轰!林志国只觉得一股巨大的喜悦瞬间炸开,冲散了所有的紧张和不安。他咧开嘴,露出一个有些傻气的笑容,眼睛亮得惊人。他挠了挠头,一时竟不知该说什么好。
“那个……”沈秀芬似乎也被他的笑容感染,放松了一些,指了指他身后,“稻草……湿了,会着凉的。”
“哦!哦!没事!我不怕!”林志国连忙摆手,这才想起自己精心准备的“礼物”。他飞快地从旧军装的口袋里掏出一个小纸包,小心翼翼地递过去,因为紧张,手指有些抖。“给……给你的。”
沈秀芬疑惑地看着他。
“是……是糖。”林志国脸又红了,“我……我托人从城里捎的。就……就两颗。”那是他省下一个月舍不得吃的半块肥皂换来的。
沈秀芬看着那简陋的纸包,又看看眼前这个高大却显得手足无措的年轻人,眼中闪过一丝复杂的光芒。在那个物资极度匮乏的年代,两颗水果糖是难以想象的奢侈。她没有立刻去接,只是轻声问:“为什么……给我?”

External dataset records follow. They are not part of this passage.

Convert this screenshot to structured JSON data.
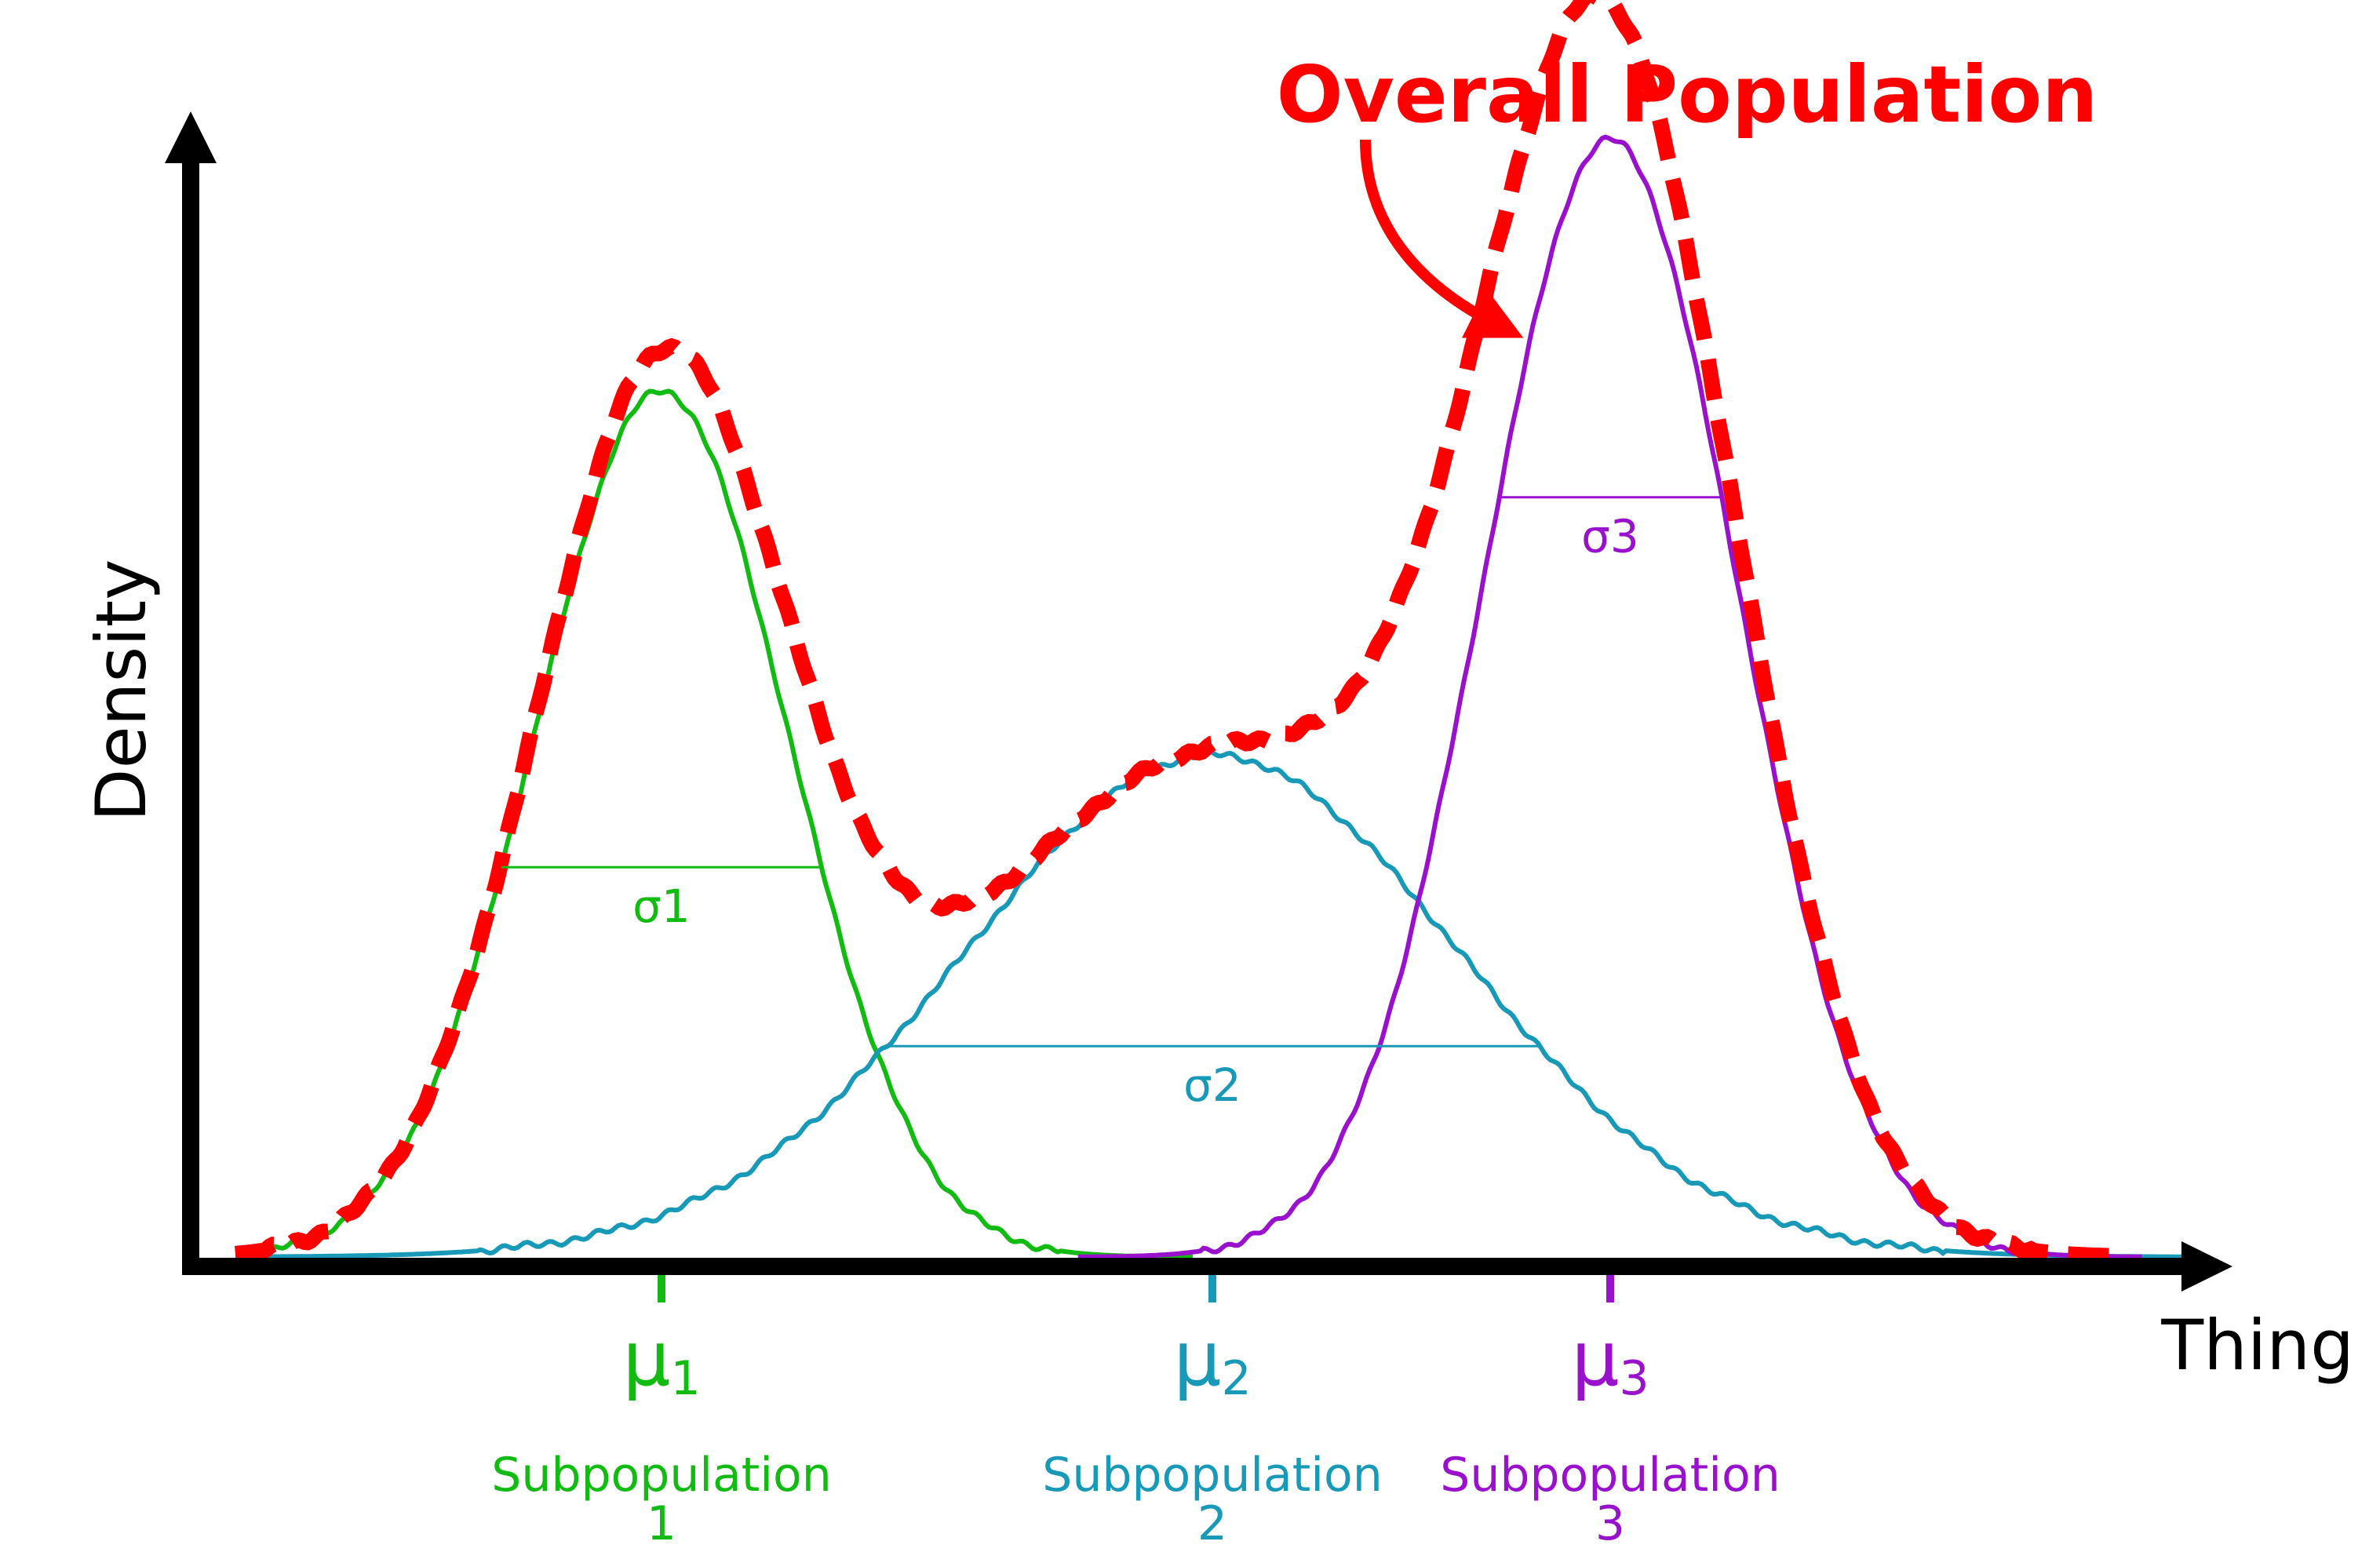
{
  "axes": {
    "x_label": "Thing",
    "y_label": "Density"
  },
  "overall": {
    "label": "Overall Population",
    "color": "#ff0000"
  },
  "subpopulations": [
    {
      "mean_symbol": "μ",
      "mean_index": "1",
      "sigma_label": "σ1",
      "label_line1": "Subpopulation",
      "label_line2": "1",
      "color": "#11bb11",
      "mean": 1.0,
      "sigma": 0.85,
      "peak": 0.345
    },
    {
      "mean_symbol": "μ",
      "mean_index": "2",
      "sigma_label": "σ2",
      "label_line1": "Subpopulation",
      "label_line2": "2",
      "color": "#1899b8",
      "mean": 2.25,
      "sigma": 1.45,
      "peak": 0.2
    },
    {
      "mean_symbol": "μ",
      "mean_index": "3",
      "sigma_label": "σ3",
      "label_line1": "Subpopulation",
      "label_line2": "3",
      "color": "#9911cc",
      "mean": 3.1,
      "sigma": 0.85,
      "peak": 0.445
    }
  ]
}
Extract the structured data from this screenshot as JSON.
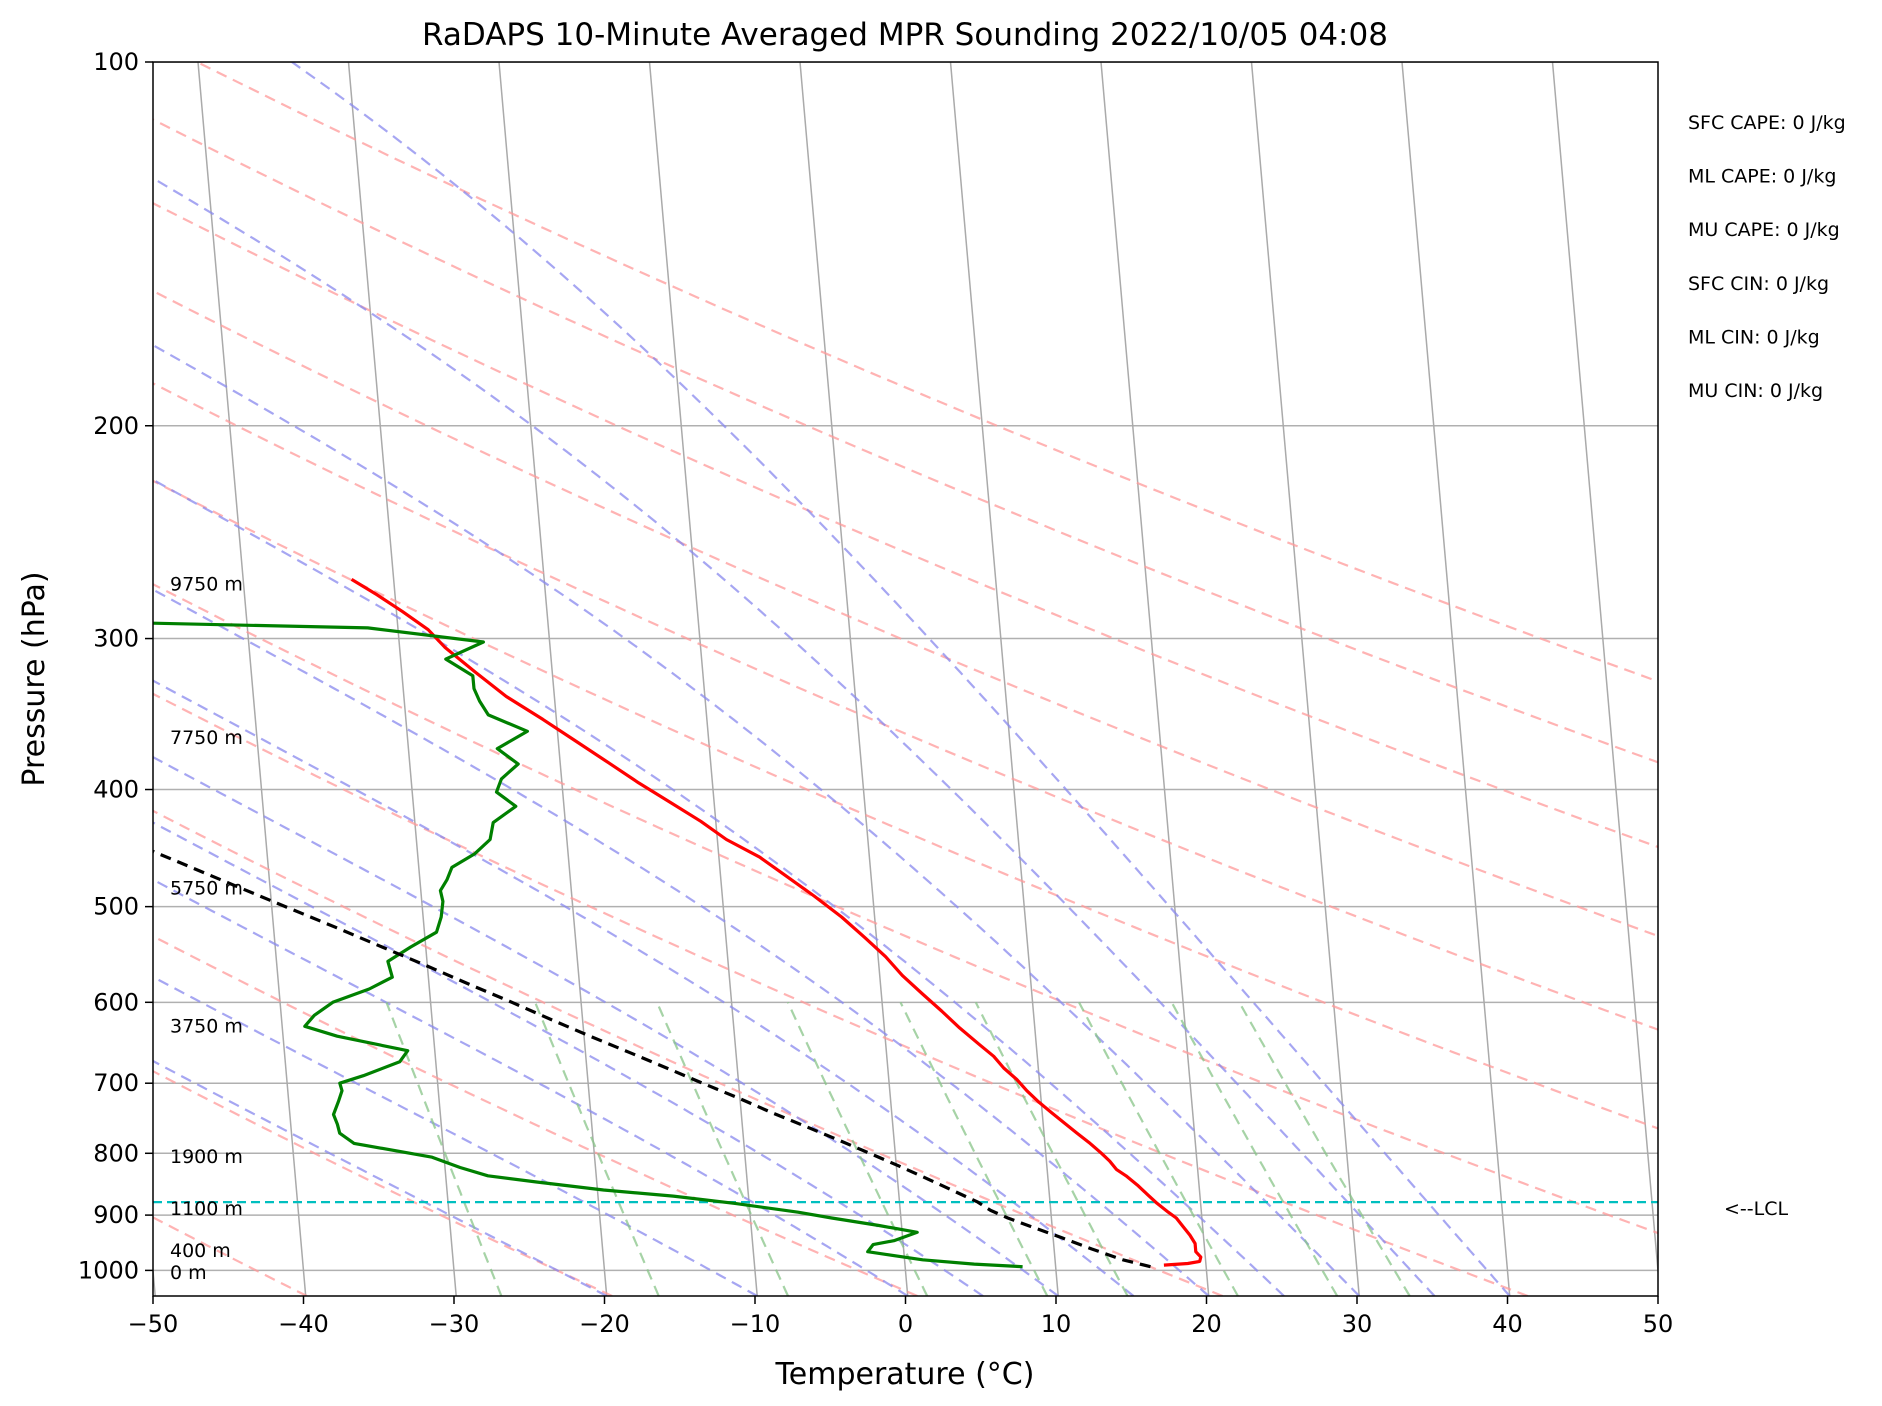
{
  "chart_data": {
    "type": "line",
    "title": "RaDAPS 10-Minute Averaged MPR Sounding 2022/10/05 04:08",
    "xlabel": "Temperature (°C)",
    "ylabel": "Pressure (hPa)",
    "xlim": [
      -50,
      50
    ],
    "ylim": [
      1050,
      100
    ],
    "y_scale": "log",
    "skew_t": true,
    "grid": true,
    "x_ticks": [
      -50,
      -40,
      -30,
      -20,
      -10,
      0,
      10,
      20,
      30,
      40,
      50
    ],
    "x_tick_labels": [
      "−50",
      "−40",
      "−30",
      "−20",
      "−10",
      "0",
      "10",
      "20",
      "30",
      "40",
      "50"
    ],
    "y_ticks": [
      100,
      200,
      300,
      400,
      500,
      600,
      700,
      800,
      900,
      1000
    ],
    "y_tick_labels": [
      "100",
      "200",
      "300",
      "400",
      "500",
      "600",
      "700",
      "800",
      "900",
      "1000"
    ],
    "series": [
      {
        "key": "temperature",
        "color": "#ff0000",
        "style": "solid",
        "points": [
          [
            990,
            17.2
          ],
          [
            987,
            18.8
          ],
          [
            983,
            19.6
          ],
          [
            975,
            19.7
          ],
          [
            965,
            19.4
          ],
          [
            950,
            19.4
          ],
          [
            935,
            19.1
          ],
          [
            920,
            18.7
          ],
          [
            905,
            18.3
          ],
          [
            895,
            17.8
          ],
          [
            880,
            17.1
          ],
          [
            865,
            16.5
          ],
          [
            850,
            15.9
          ],
          [
            835,
            15.2
          ],
          [
            825,
            14.6
          ],
          [
            812,
            14.2
          ],
          [
            800,
            13.7
          ],
          [
            785,
            13.0
          ],
          [
            770,
            12.2
          ],
          [
            755,
            11.4
          ],
          [
            740,
            10.6
          ],
          [
            725,
            9.8
          ],
          [
            710,
            9.1
          ],
          [
            695,
            8.5
          ],
          [
            680,
            7.7
          ],
          [
            665,
            7.1
          ],
          [
            650,
            6.2
          ],
          [
            630,
            5.0
          ],
          [
            610,
            3.9
          ],
          [
            590,
            2.7
          ],
          [
            570,
            1.5
          ],
          [
            550,
            0.5
          ],
          [
            530,
            -0.8
          ],
          [
            510,
            -2.2
          ],
          [
            490,
            -3.9
          ],
          [
            470,
            -5.8
          ],
          [
            455,
            -7.3
          ],
          [
            440,
            -9.4
          ],
          [
            425,
            -11.0
          ],
          [
            410,
            -12.9
          ],
          [
            395,
            -14.9
          ],
          [
            380,
            -16.8
          ],
          [
            365,
            -18.8
          ],
          [
            350,
            -20.9
          ],
          [
            335,
            -23.2
          ],
          [
            320,
            -25.1
          ],
          [
            305,
            -27.0
          ],
          [
            295,
            -28.0
          ],
          [
            285,
            -29.6
          ],
          [
            276,
            -31.2
          ],
          [
            268,
            -32.8
          ]
        ]
      },
      {
        "key": "dewpoint",
        "color": "#008000",
        "style": "solid",
        "points": [
          [
            993,
            7.8
          ],
          [
            988,
            4.6
          ],
          [
            980,
            1.2
          ],
          [
            970,
            -1.2
          ],
          [
            965,
            -2.4
          ],
          [
            952,
            -2.0
          ],
          [
            945,
            -0.6
          ],
          [
            930,
            1.0
          ],
          [
            918,
            -1.5
          ],
          [
            905,
            -4.6
          ],
          [
            895,
            -6.8
          ],
          [
            880,
            -11.0
          ],
          [
            868,
            -15.0
          ],
          [
            858,
            -19.6
          ],
          [
            845,
            -24.0
          ],
          [
            835,
            -27.2
          ],
          [
            822,
            -29.0
          ],
          [
            806,
            -30.8
          ],
          [
            785,
            -35.9
          ],
          [
            770,
            -36.8
          ],
          [
            757,
            -36.9
          ],
          [
            743,
            -37.1
          ],
          [
            725,
            -36.7
          ],
          [
            710,
            -36.4
          ],
          [
            700,
            -36.5
          ],
          [
            690,
            -34.9
          ],
          [
            672,
            -32.4
          ],
          [
            658,
            -31.8
          ],
          [
            640,
            -36.4
          ],
          [
            628,
            -38.5
          ],
          [
            615,
            -37.8
          ],
          [
            600,
            -36.5
          ],
          [
            585,
            -34.0
          ],
          [
            572,
            -32.4
          ],
          [
            555,
            -32.6
          ],
          [
            540,
            -31.0
          ],
          [
            525,
            -29.2
          ],
          [
            510,
            -28.8
          ],
          [
            495,
            -28.6
          ],
          [
            485,
            -28.7
          ],
          [
            475,
            -28.2
          ],
          [
            464,
            -27.8
          ],
          [
            452,
            -26.2
          ],
          [
            440,
            -25.1
          ],
          [
            426,
            -24.8
          ],
          [
            413,
            -23.2
          ],
          [
            402,
            -24.4
          ],
          [
            392,
            -24.0
          ],
          [
            381,
            -22.8
          ],
          [
            370,
            -24.1
          ],
          [
            358,
            -22.0
          ],
          [
            347,
            -24.5
          ],
          [
            338,
            -25.0
          ],
          [
            330,
            -25.3
          ],
          [
            322,
            -25.3
          ],
          [
            312,
            -27.0
          ],
          [
            302,
            -24.4
          ],
          [
            294,
            -32.0
          ],
          [
            291,
            -48.0
          ],
          [
            290,
            -55.0
          ],
          [
            290,
            -70.0
          ]
        ]
      },
      {
        "key": "parcel",
        "color": "#000000",
        "style": "dashed",
        "points": [
          [
            993,
            16.3
          ],
          [
            980,
            14.5
          ],
          [
            960,
            12.5
          ],
          [
            940,
            10.6
          ],
          [
            920,
            8.6
          ],
          [
            905,
            7.1
          ],
          [
            892,
            6.0
          ],
          [
            878,
            5.2
          ],
          [
            860,
            3.7
          ],
          [
            840,
            2.0
          ],
          [
            820,
            0.2
          ],
          [
            800,
            -1.7
          ],
          [
            780,
            -3.7
          ],
          [
            760,
            -5.8
          ],
          [
            740,
            -8.0
          ],
          [
            720,
            -10.1
          ],
          [
            700,
            -12.4
          ],
          [
            680,
            -14.7
          ],
          [
            660,
            -17.1
          ],
          [
            640,
            -19.6
          ],
          [
            620,
            -22.1
          ],
          [
            600,
            -24.6
          ],
          [
            580,
            -27.3
          ],
          [
            560,
            -30.0
          ],
          [
            540,
            -32.9
          ],
          [
            520,
            -35.9
          ],
          [
            500,
            -39.1
          ],
          [
            480,
            -42.4
          ],
          [
            460,
            -45.8
          ],
          [
            440,
            -49.4
          ],
          [
            420,
            -53.0
          ],
          [
            400,
            -56.9
          ],
          [
            380,
            -60.8
          ],
          [
            360,
            -64.9
          ],
          [
            340,
            -69.3
          ],
          [
            320,
            -73.7
          ],
          [
            300,
            -78.5
          ],
          [
            285,
            -82.0
          ],
          [
            268,
            -86.6
          ]
        ]
      }
    ],
    "lcl_pressure": 878,
    "lcl_color": "#00bfbf",
    "lcl_label": "<--LCL",
    "height_labels": [
      {
        "text": "9750 m",
        "p": 270
      },
      {
        "text": "7750 m",
        "p": 362
      },
      {
        "text": "5750 m",
        "p": 482
      },
      {
        "text": "3750 m",
        "p": 627
      },
      {
        "text": "1900 m",
        "p": 804
      },
      {
        "text": "1100 m",
        "p": 888
      },
      {
        "text": "400 m",
        "p": 962
      },
      {
        "text": "0 m",
        "p": 1003
      }
    ],
    "stats": [
      "SFC CAPE: 0 J/kg",
      "ML CAPE: 0 J/kg",
      "MU CAPE: 0 J/kg",
      "SFC CIN: 0 J/kg",
      "ML CIN: 0 J/kg",
      "MU CIN: 0 J/kg"
    ],
    "reference_lines": {
      "dry_adiabats_theta_K": [
        230,
        250,
        270,
        290,
        310,
        330,
        350,
        370,
        390,
        410,
        430,
        450
      ],
      "moist_adiabats_start_C": [
        -20,
        -10,
        0,
        5,
        10,
        15,
        20,
        25,
        30,
        35,
        40
      ],
      "mixing_ratio_g_per_kg": [
        0.4,
        1,
        2,
        4,
        7,
        10,
        16,
        24,
        32
      ],
      "isotherm_color": "#aaaaaa",
      "dry_adiabat_color": "#ff9999",
      "moist_adiabat_color": "#8888ee",
      "mixing_ratio_color": "#88c488"
    }
  }
}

林志国看着她清澈的眼睛,那些盘旋在心头的话终于冲口而出:“因为……因为你念报纸的声音好听!因为……因为你笑起来好看!因为……因为我……”他顿了顿,仿佛用尽了全身的力气,才说出那最关键的一句,“因为我……我想对你好!”
这句话如此直白,如此笨拙,却又如此滚烫,像一颗投入平静湖面的石子,在沈秀芬的心底激起了层层涟漪。她看着林志国因为紧张和期待而微微发亮的眼睛,看着他递过来的、包裹着两颗珍贵糖果的纸包,一种从未有过的、混杂着羞涩、感动和一丝莫名悸动的情绪悄然滋生。